Она «пострадала» по «добролюбовской панихиде». Дело само по себе вздорное. Кучи молодежи пошли на могилу Добролюбова, говорили там кой-какие речи, были окружены казаками, переписаны у Николаевского вокзала, затем некоторые высланы.
Дело грошовое, за которое мы во времена моего серьезного ре-волюционерства не пожертвовали бы и кусочком ногтя. Но для этой бедняжки это было самое светлое воспоминание в жизни. Эта прогулка на кладбище, эти речи, это столкновение с казаками, перебранка с Грессером 13— все это осталось таким лучом содержания в пустоте ее души, что наполнило ее каким-то умилением. «Ах, какое хорошее было время, — повторяла она, — как легко дышалось, какое-то чувство наполняло всю…»
Да, одной «карьерой» молодой человек не проживет. Ему нужно нравственное содержание , и чем он неразвитее, тем более легкими путями он должен добыть это нравственное содержание, потому что более трудные ему не по силам.
Величайший и труднейший путь, скажу для лучшего опенения, — это путь христианского совершенствования. Понять, ошугить, схватить то Царствие Божие, которое внутри нас; в своей личности, в своей душе уловить жизнь вечного Мирового Духа, стать выше материального мира, выше даже человечества, поскольку человечество есть процесс природы, — какое духовное величие нужно для этого! Как мало людей, способных найти для этого силы!
Но даже оставляя эти высоты, только Богом сделанные и делаемые доступными для человека, — возьмем меньшее. Жизнь для человечества, но сознательная, собственным рассуждением, жизнь не для осуществления прихоти или порыва толпы, служение не какому-нибудь течению, а глубоко продуманному идеалу. Какой опять страшный труд! Предварительная работа, изучение, дума, мука.
Затем вечная борьба с обстоятельствами, с самими людьми, которые никогда не понимают своего блага и только ощупью доходят до него.
Малоразвитый человек избавляется от пустоты иначе. Он берет ходячее мнение, берет принципы, ему известные, делает из них выводы — работа нетрудная.
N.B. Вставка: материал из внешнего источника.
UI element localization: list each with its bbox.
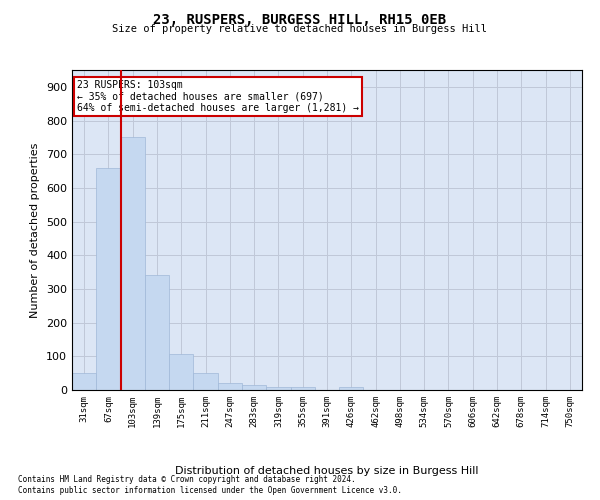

Он не создает своего собственного нервного трепетания, а только открывает душу нервному току толпы. Тут нет работы, а есть только прекращение работы самостоятельной, предоставление себя гипнозу «течения». А душа наполняется содержанием. Конечно, это содержание — чужое, влитое, взятое напрокат. Но это обстоятельство может тяготить лишь того, у кого есть и свое содержание, которое дает отпор вливающемуся извне. В пустоту же чужое льется легко, не возбуждая никакого неприятного ощущения. А затем, когда источник содержания исчезает и на душе водворяется снова пустота, воспоминание о бывшей полноте (хотя и иллюзорной) светит перед бедным человеком, как какое-то солнце.
Возвращаюсь к рассказу.
Как ни пусты были люди, большинство все же были лучше таких «просветителей», какими кишели дома вроде дома госпожи Лашкевич (жена украинофила А. С. Лашкевича). Эти центры тоже не следует забыть отметить.
Давно уже Швембергер начал произносить совершенно чуждые ему сначала либеральные фразы, особенно что-то по женскому вопросу. Оказалось, что он с Рудковским познакомились с одним домом, передовым, просвещенным и тому подобное. Раз затащили они и меня туда.
Прихожу. Это было где-то далеко, чуть ли не на Мещанских. Но квартирка уютная, хорошо меблированная. Жили с достатком. В столовой за чайным столом заседало целое общество — поголовно молодежь, курсистки и студенты разных заведений. Пожилая — и, очевидно, пожившая — была лишь сама г-жа Л. Меня представили. Только что сел, г-жа Л. обращается ко мне:
— Читали вы Эмиля XIX столетия?
Эскирос 14был тогда только что переведен. Я его видел и не заинтересовался. Так и ответил ей.